Evren öldü; dâvâ düştü; 12 Eylül?

M. Latif SALİHOĞLU
09 Mayıs 2017, Salı
GÜNÜN TARİHİ: 9 Mayıs 2015

Bugün, 12 Eylül Darbe Cuntasının lideri Kenan Evren’in ölüm yıl dönümü. Evren Paşa, 9 Mayıs 2015’te öldü. Darbe tasarrufu ise, büyük ölçüde devam ediyor.

Geçen hafta sonu ise, ajanslara şöyle bir haber düştü: “12 Eylül askeri dâvâsına ilişkin darbeci generaller Kenan Evren ve Tahsin Şahinkaya hakkında Ankara 10. Ağır Ceza Mahkemesi’nde açılan dâvâ sonuçlandı. Mahkeme, iki sanığın hayatlarını kaybetmiş olması nedeniyle, dâvânın düşürülmesine karar verdi.”

Böylelikle, söz konusu darbecilerin, bu dünya mahkemesindeki hesapları kapandı; cuntacılar, hiç ceza çekmeden, hatta rütbeleri dahi tenzîl edilemeden, göçüp gittiler... Demek ki, asıl hesaplaşma Mahkeme-i Kübrâ’ya kaldı. İyi ki, bir dâr-ı âher var.

Bilvesile, biz de 12 Eylül zihniyeti ve tasarrufları ile milletçe mücadele edilmesi gerektiğine dair mülâhazalarımızı sizinle paylaşmaya çalışalım.

* * *

Evet, 12 Eylül Darbesi döneminin “devlet başkanı” Kenan Evren’in “devlet mezarlığı”na defnedilmesinin üzerinden iki tam sene geçti. Ama, asıl önemli olan, Evren Paşa’nın hem lideri, hem de sembol ismi olduğu 12 Eylül Darbesi’ni tarihe gömmektir.

Bu iş ve işlem yapılmadığı müddetçe, hiç kimse ortalara çıkıp arz-ı endâm ederek hukuk ve demokrasi adına övünmesin, böbürlenmesin. Zira, inandırıcı olmaz.

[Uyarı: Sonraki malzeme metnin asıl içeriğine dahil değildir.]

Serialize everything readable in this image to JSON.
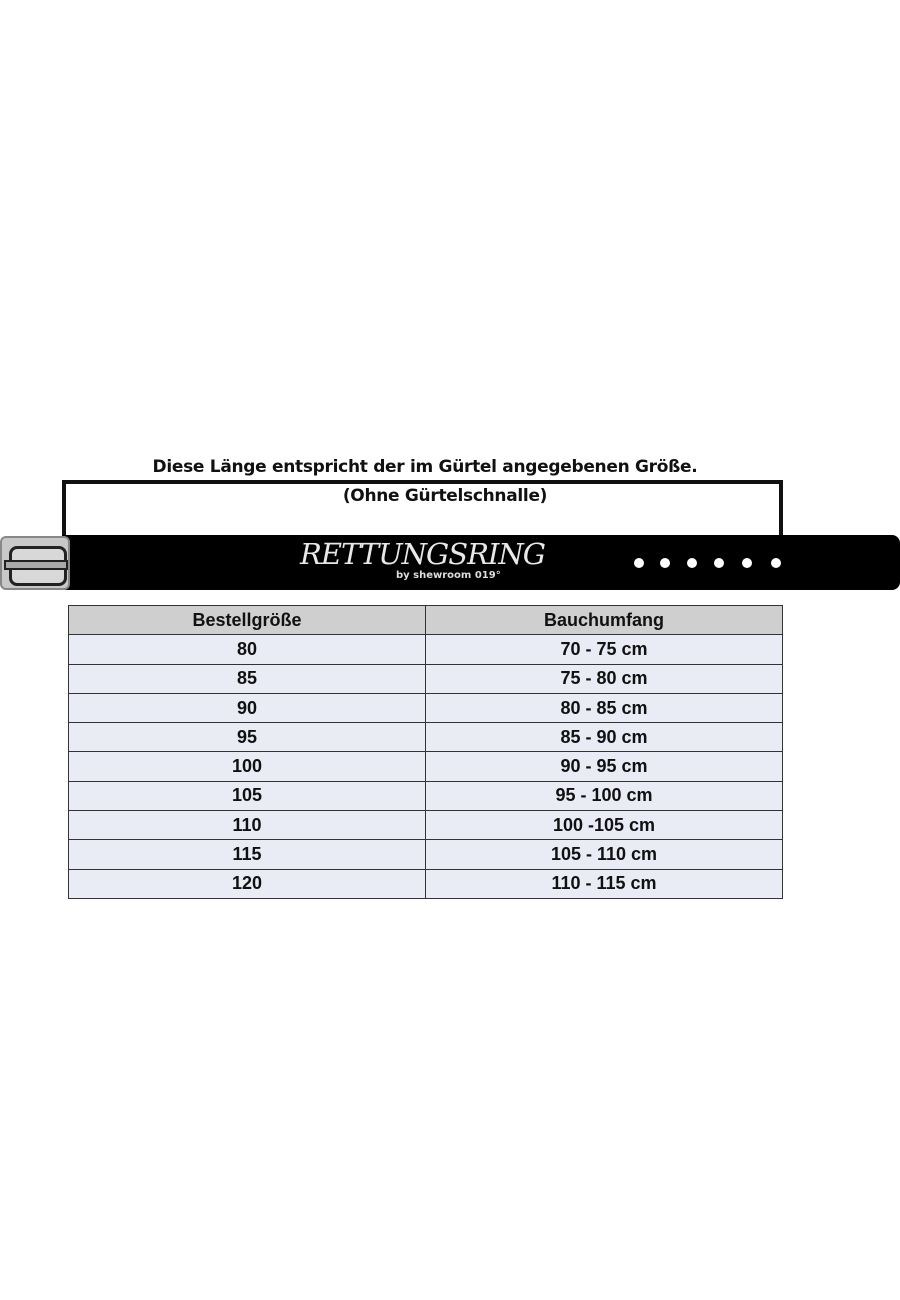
{
  "caption": {
    "line1": "Diese Länge entspricht der im Gürtel angegebenen Größe.",
    "line2": "(Ohne Gürtelschnalle)"
  },
  "belt": {
    "logo": "RETTUNGSRING",
    "logo_sub": "by shewroom 019°",
    "holes": 6,
    "color": "#000000"
  },
  "table": {
    "headers": [
      "Bestellgröße",
      "Bauchumfang"
    ],
    "rows": [
      [
        "80",
        "70 - 75 cm"
      ],
      [
        "85",
        "75 - 80 cm"
      ],
      [
        "90",
        "80 - 85 cm"
      ],
      [
        "95",
        "85 - 90 cm"
      ],
      [
        "100",
        "90 - 95 cm"
      ],
      [
        "105",
        "95 - 100 cm"
      ],
      [
        "110",
        "100 -105 cm"
      ],
      [
        "115",
        "105 - 110 cm"
      ],
      [
        "120",
        "110 - 115 cm"
      ]
    ]
  }
}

Evet, “12 Eylül” damgasını taşıyan, darbe ürünü sayılan bilumum tasarrufu geçersiz kılıp devre dışı etmediğimiz müddetçe, devlet ve millet olarak hürriyet, adâlet ve demokrasi adına rüştümüzü ispat etmiş sayılamayız... Bu açık noktayı, hiç kimse “ama, lâkin, fakat...”larla lütfen sulandırmaya ve zihinleri bulandırmaya çalışmasın.

* * *

Evet, 12 Eylül Darbesi’nin etkileri ve hayatımızdaki yansımaları maalesef bugün de devam ediyor. Ne var ki, bugünkü insanımız özellikle genç nesil, bu amansız darbenin hakikî mahiyetini bilmiyor. 

Aynı şekilde, darbeden iki yıl sonra referanduma sunulan "82 Anayasası"nın hangi şartlarda ve nasıl bir atmosfer içinde bu millete dayatıldığını da tam olarak bilmiyor, bilemiyor. Fakat, olup bitenleri yine de bıkmadan, usanmadan anlatmak lâzım. Kelimelerin kifâyet ettiği, tâbirlerin takat getirdiği kadarıyla, bugünkü nesle yine de anlatmak, izah etmek lâzım.

Zira, darbeci cuntanın bazı hukukçulara dikte ettirdiği anayasasıyla, devlet kurumlarında yaptığı birtakım keyfî tasarruflarıyla ve özellikle millete empoze etmeye çalıştığı yalan-yanlış mefkûresiyle, 12 Eylül Darbesi’nin etkileri ve yansımaları günümüzde de büyük çapta devam edip gidiyor.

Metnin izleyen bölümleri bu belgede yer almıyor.